彼らからの刺激とメタボへの危機感が起爆剤となり、私自身も今年に入りランニングを始めました。当初は週末に家の周りを軽く走る程度でしたが、今では平日も週一での夜の皇居1周が定例化する等、日増しに熱が高まっています。この取り組みの中で、まず驚かされたのはランニング人口の多さです。休日に自宅の周りを走っていると数分に一人はランナーとすれ違いますし、夜の皇居に至ってはピーク時には3500人が走っているとも言われるように、まさに肩が触れ合わんばかりです。あるスポーツ財団の調べによると、2010年の日本のジョギング・ランニング人口は推計で883万人、2006年(東京マラソン開催前)の605万人から大幅に上昇しているとのことです。
さて、こうした健康志向の流れは、世の中の経済活動にどのような影響を及ぼしているのでしょうか。
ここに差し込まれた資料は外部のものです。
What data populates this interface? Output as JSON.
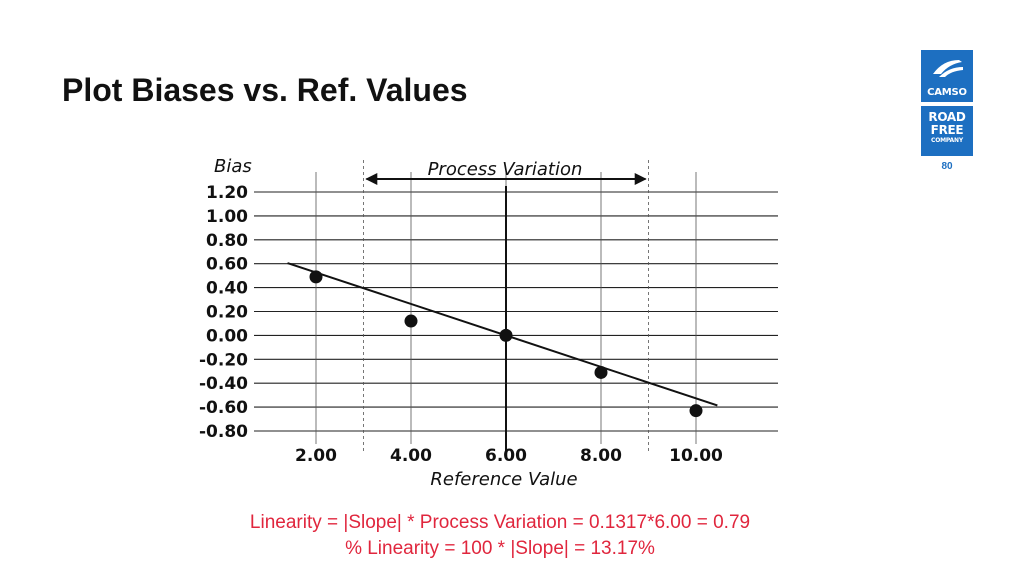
{
  "slide": {
    "title": "Plot Biases vs. Ref. Values",
    "page_number": "80"
  },
  "logos": {
    "camso": "CAMSO",
    "road_line1": "ROAD",
    "road_line2": "FREE",
    "road_line3": "COMPANY",
    "brand_color": "#1d6fc1"
  },
  "chart_data": {
    "type": "scatter",
    "ylabel": "Bias",
    "xlabel": "Reference Value",
    "annotation": "Process Variation",
    "x_ticks": [
      "2.00",
      "4.00",
      "6.00",
      "8.00",
      "10.00"
    ],
    "y_ticks": [
      "1.20",
      "1.00",
      "0.80",
      "0.60",
      "0.40",
      "0.20",
      "0.00",
      "-0.20",
      "-0.40",
      "-0.60",
      "-0.80"
    ],
    "xlim": [
      0.5,
      12
    ],
    "ylim": [
      -0.8,
      1.2
    ],
    "grid": true,
    "points": [
      {
        "x": 2.0,
        "y": 0.49
      },
      {
        "x": 4.0,
        "y": 0.12
      },
      {
        "x": 6.0,
        "y": 0.0
      },
      {
        "x": 8.0,
        "y": -0.31
      },
      {
        "x": 10.0,
        "y": -0.63
      }
    ],
    "fit_line": {
      "slope": -0.1317,
      "intercept": 0.79,
      "x_range": [
        1.4,
        10.45
      ]
    },
    "process_variation_range": [
      3.0,
      9.0
    ],
    "reference_line_x": 6.0
  },
  "formulas": {
    "linearity": "Linearity = |Slope| * Process Variation = 0.1317*6.00 = 0.79",
    "percent_linearity": "% Linearity = 100 * |Slope| = 13.17%",
    "color": "#e0263d"
  }
}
私自身の消費行動を振り返ってみても、今年に入り休日にスポーツショップに顔を出す頻度が激増している他、皇居ランニング時にはランナー向けシャワー施設の利用、同僚と走るのであればその後の飲食代等、無意識のうちにかなり出費が嵩んでおり、増え続けるランニング人口が同様の消費行動を取った場合にその経済効果たるやかなりのものではと推察されます。
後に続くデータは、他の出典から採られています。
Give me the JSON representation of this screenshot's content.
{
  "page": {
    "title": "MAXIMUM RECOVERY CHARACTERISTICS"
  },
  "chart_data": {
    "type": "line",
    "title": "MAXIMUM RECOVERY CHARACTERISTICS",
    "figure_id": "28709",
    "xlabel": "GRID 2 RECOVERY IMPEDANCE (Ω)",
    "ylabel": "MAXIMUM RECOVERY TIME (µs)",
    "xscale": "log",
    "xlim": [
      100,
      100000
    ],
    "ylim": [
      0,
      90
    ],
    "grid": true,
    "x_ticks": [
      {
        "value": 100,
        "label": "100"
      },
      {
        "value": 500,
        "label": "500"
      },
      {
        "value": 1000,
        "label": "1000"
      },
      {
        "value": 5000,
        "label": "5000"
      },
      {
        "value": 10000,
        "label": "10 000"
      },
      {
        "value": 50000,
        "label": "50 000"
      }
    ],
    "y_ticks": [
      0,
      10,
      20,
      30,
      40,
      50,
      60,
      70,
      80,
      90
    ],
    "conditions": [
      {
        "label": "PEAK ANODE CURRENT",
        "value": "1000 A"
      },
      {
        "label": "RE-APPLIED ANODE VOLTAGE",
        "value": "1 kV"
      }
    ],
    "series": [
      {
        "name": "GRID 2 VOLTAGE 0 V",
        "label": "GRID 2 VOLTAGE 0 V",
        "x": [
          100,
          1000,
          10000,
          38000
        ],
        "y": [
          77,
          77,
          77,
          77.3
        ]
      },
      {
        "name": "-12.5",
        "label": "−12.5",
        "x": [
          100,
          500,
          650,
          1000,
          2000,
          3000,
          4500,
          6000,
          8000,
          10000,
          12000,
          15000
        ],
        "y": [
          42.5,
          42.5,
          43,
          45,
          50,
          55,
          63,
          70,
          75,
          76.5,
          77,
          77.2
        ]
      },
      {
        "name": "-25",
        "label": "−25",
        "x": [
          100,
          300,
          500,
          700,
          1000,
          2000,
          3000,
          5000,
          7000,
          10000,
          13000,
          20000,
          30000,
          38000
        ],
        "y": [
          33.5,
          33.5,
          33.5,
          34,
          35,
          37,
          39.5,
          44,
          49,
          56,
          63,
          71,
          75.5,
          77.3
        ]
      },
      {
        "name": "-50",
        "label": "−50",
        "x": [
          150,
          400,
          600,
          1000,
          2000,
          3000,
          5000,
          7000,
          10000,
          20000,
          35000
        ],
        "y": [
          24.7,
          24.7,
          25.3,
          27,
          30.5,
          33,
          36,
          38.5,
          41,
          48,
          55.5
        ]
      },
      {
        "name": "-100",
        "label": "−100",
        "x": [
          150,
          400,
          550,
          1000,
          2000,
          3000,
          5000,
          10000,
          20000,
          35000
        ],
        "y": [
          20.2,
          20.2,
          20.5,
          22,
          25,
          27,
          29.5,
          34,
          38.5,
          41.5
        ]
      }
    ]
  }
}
スポーツ愛好家としての我々個人がイメージすることは困難ですが、スポーツを「市場」として捉えた場合、2010年で合計3.3兆円もの市場規模があり、その内訳はスタジアム観戦市場で6000億円、用品購入市場で1,2兆円、施設利用・会費市場で1.5兆円となっています。そのなかには例えばゴルフ、スキーのように景気変動や天候の影響を受けるもの、或いは上述のランニングに加え「山ガール」が話題の登山等、近年右肩上がりに伸びているものが混在しており、私たちがアナリストとして接触する小売り、サービス業界の企業も、トレンドを敏感に察知するなかで売り場の配置やサービス内容を柔軟に調整し、収益向上につなげております。
スポーツ市場の長期的展望を行う上での興味深いデータとして、いわゆる定期的に何らかの運動をおこなっているスポーツ人口比率は20代が37.7%, 40代が42.8%, 60代になると74.9%と年齢を追うごとに増加しており、スポーツ業界は来るべく人口高齢化社会に向けた成長産業と見ることもできます。私自身の経験として、こうしたスポーツに対する出費は何かしら爽快感があり、企業側としても消費者心理の巧みな分析を通じ、効果的な商品・サービスの設計と価格設定を行えば、今後大きく収益を伸ばすことは十分に可能と感じます。
私自身もランニングによるシェイプアップで、頭も体も引き締まってきました、こうした中長期のトレンドを的確に掴み収益を大きく伸ばせる「隠れた優良株」の発掘に全力で取り組みたいと思います。